Дама поглядела на него с неким удивлением. Или даже, Ковригину показалось, с испугом.
- Конечно буду! - выпалил Ковригин. Будто в опасении, что в ставках ему сейчас откажут. - Или на Хмелёву! Или на Ярославцеву!
- А почему только на этих двоих? - спросила дама. - В списке есть и другие. Вы смотрели наш спектакль?
- Нет.
- Вы приезжий? - опять чуть ли не испуг в глазах дамы.
- Я проезжий. Из Сыктывкара в Аягуз… - начал было Ковригин, но осадил себя. И так уже с тишиной своего разума принялся выламываться перед женщиной, занятой делом. А ведь был уже готов пошутить по поводу чистильщика Эсмеральдыча и его подсказок. И всё же спросил по инерции или от упрямства: - А что, приезжие или проезжие не имеют права на ваши ставки?
- Отчего же? - сказала дама. - Имеют. Каждый имеет.
- И японцы?
- И японцы.
- Так что мне следует делать? - спросил Ковригин.
- Получить от меня жетон для участия, - сказала дама. - А после спектакля опустить его. Куда и где, сведущие люди подскажут.
- И? - спросил Ковригин.
- Пятьсот рублей, - сказала дама. - За жетон. Далее мои функции исчерпываются.
"Допустимо, - решил Ковригин. - Даже более чем допустимо. Выколочу из Петра Дмитриевича Дувакина. Если, конечно, не забуду про эти пятьсот рублей, про эти ставки дурацкие, про Хмелёву с Ярославцевой. Но, скорее всего, забуду…"
Даму с исчерпанными функциями Ковригин ни о чём более расспрашивать не стал. В положенное время сведущие люди обнаружатся сами, объяснят, что и зачем, и направят, куда совать жетон. Вручил даме пятьсот рублей, получил от неё металлический кружок с цифрами, похожий на гардеробный номерок, и расписался в платёжной ведомости. Ход этой стремительной комиссии вызвал у Ковригина сомнения, тут же обросшие колючками. Но он о них промолчал. Ну, расстанется с пятьюстами рублями, ну и всё, ну и ладно…

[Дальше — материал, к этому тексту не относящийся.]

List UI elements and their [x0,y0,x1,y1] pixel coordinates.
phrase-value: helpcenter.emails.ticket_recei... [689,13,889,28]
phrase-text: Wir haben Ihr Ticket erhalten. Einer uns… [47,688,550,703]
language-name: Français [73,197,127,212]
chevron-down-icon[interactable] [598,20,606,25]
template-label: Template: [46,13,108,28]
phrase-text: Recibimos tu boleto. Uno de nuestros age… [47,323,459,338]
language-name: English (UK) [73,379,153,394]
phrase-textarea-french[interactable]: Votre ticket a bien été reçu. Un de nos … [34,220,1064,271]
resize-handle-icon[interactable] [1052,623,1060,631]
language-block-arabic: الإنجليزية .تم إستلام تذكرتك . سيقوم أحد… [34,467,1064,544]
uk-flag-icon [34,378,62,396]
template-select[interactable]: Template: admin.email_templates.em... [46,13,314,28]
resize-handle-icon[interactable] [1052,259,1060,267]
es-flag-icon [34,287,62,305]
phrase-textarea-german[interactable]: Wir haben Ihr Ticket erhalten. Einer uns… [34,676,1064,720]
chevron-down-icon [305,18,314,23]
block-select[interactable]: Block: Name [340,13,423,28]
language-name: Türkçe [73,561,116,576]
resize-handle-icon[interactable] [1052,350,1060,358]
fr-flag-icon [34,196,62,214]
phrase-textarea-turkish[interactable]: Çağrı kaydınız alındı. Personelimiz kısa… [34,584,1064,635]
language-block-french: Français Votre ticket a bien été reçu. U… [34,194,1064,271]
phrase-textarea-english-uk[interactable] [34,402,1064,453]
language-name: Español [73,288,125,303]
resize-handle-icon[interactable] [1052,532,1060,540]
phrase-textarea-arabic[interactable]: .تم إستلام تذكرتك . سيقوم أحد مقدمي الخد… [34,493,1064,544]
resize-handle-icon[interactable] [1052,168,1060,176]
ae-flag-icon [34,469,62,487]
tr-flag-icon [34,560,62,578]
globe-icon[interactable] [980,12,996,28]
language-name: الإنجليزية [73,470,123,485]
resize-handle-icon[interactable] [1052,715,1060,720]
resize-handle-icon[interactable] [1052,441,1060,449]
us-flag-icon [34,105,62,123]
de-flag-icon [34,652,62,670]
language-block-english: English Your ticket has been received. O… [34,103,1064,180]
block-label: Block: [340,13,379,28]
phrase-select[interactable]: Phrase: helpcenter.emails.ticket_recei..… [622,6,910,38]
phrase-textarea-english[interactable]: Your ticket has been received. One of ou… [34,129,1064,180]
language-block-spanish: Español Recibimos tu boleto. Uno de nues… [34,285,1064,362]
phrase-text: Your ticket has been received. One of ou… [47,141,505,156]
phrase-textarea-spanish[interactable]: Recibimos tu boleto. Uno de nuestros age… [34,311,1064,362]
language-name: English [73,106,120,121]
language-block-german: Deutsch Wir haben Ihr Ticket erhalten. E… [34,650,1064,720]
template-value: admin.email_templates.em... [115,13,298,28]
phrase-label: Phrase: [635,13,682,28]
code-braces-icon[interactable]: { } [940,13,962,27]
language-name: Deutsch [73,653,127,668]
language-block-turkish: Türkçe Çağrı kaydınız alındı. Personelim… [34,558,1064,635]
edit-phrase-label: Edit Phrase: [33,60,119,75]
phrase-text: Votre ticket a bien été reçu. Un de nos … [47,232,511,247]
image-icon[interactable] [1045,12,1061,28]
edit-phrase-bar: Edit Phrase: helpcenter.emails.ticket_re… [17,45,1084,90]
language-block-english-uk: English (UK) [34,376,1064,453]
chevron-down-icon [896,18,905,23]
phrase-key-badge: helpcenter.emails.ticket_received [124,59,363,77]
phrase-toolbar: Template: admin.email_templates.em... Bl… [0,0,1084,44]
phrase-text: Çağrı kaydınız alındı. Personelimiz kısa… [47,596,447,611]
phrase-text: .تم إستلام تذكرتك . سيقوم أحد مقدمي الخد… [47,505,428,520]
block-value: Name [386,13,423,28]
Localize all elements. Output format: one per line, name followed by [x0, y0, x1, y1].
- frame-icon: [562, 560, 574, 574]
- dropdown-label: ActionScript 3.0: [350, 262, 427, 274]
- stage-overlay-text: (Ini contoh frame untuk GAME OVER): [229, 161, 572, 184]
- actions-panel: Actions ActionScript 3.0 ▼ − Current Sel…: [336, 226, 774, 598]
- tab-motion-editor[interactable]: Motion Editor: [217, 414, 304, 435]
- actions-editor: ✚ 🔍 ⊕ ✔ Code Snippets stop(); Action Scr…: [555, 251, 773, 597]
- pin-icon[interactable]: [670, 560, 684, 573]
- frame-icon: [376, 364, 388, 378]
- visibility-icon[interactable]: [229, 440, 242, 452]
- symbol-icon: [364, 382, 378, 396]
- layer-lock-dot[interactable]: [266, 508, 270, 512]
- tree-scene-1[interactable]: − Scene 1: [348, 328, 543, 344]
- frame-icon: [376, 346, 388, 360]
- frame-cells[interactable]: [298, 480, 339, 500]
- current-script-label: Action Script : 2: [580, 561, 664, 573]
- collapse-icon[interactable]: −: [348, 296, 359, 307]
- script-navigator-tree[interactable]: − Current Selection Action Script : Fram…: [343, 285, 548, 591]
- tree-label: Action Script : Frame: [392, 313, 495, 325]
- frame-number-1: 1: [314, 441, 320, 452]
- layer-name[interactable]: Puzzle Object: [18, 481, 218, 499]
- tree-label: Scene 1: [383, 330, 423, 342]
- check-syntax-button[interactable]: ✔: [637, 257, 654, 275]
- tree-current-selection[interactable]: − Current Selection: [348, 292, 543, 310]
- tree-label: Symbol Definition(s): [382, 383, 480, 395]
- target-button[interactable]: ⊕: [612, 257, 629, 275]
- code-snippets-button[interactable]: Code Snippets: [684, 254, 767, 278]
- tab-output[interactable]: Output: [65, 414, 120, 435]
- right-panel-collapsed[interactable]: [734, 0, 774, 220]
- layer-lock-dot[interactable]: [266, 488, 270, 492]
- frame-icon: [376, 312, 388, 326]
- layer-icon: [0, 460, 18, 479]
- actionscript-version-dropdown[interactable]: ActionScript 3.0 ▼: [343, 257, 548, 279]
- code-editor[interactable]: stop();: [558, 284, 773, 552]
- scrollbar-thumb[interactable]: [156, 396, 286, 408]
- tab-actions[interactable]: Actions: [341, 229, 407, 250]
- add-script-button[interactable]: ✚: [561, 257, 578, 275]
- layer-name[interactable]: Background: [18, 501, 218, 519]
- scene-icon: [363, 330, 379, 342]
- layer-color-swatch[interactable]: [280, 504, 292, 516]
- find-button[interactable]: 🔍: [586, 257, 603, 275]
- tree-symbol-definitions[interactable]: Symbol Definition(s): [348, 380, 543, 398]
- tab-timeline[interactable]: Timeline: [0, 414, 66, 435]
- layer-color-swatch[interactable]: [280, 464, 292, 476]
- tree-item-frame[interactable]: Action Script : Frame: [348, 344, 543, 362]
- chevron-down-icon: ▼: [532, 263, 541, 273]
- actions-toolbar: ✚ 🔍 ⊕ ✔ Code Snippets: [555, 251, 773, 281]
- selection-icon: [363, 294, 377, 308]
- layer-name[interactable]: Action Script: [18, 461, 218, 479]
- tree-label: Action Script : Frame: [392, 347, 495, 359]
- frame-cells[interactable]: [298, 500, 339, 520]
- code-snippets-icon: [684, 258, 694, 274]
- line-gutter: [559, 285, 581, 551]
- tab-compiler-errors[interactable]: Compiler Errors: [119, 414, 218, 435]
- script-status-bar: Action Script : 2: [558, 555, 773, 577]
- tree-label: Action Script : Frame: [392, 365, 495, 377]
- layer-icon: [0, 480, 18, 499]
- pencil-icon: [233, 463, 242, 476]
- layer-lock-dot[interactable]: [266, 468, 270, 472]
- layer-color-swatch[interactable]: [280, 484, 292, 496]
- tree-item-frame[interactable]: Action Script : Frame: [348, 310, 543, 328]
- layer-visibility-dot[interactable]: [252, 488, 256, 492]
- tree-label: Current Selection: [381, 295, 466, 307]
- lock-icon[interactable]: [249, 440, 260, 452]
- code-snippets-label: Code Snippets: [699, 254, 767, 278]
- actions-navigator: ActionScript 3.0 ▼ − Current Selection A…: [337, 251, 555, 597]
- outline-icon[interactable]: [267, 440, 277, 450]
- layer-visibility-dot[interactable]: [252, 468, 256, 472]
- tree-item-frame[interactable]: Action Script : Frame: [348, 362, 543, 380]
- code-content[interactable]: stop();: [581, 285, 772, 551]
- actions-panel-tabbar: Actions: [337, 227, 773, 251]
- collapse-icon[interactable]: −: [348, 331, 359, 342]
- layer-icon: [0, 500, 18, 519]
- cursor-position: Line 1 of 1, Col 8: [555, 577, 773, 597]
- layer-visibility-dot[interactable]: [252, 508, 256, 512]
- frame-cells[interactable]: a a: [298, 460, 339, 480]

И всё же дама посчитала нужным дать кое-какие советы. Сохранить контрамарку или билет. "Кстати, он у вас есть?" Ковригин протянул даме билет. Место в "уголочке" явно вызвало удивление дамы. А может, и какие-то более сложные чувства. Или даже подозрения. Помолчав, дама в униформе добавила вот что. Хорошо бы после спектакля вместе с жетоном участник смог предъявить паспорт. Или хотя бы сообщить его данные. И ещё. Деликатность дамы, а возможно, и её уважение к правам человека, вызвали паузу. И ещё, наконец произнесла дама смиренно, как бы с чувством вины перед Ковригиным, не по грубой фискальной необходимости, а исключительно следуя традиции ставок, участнику их будет предложено оставить отпечатки пальцев…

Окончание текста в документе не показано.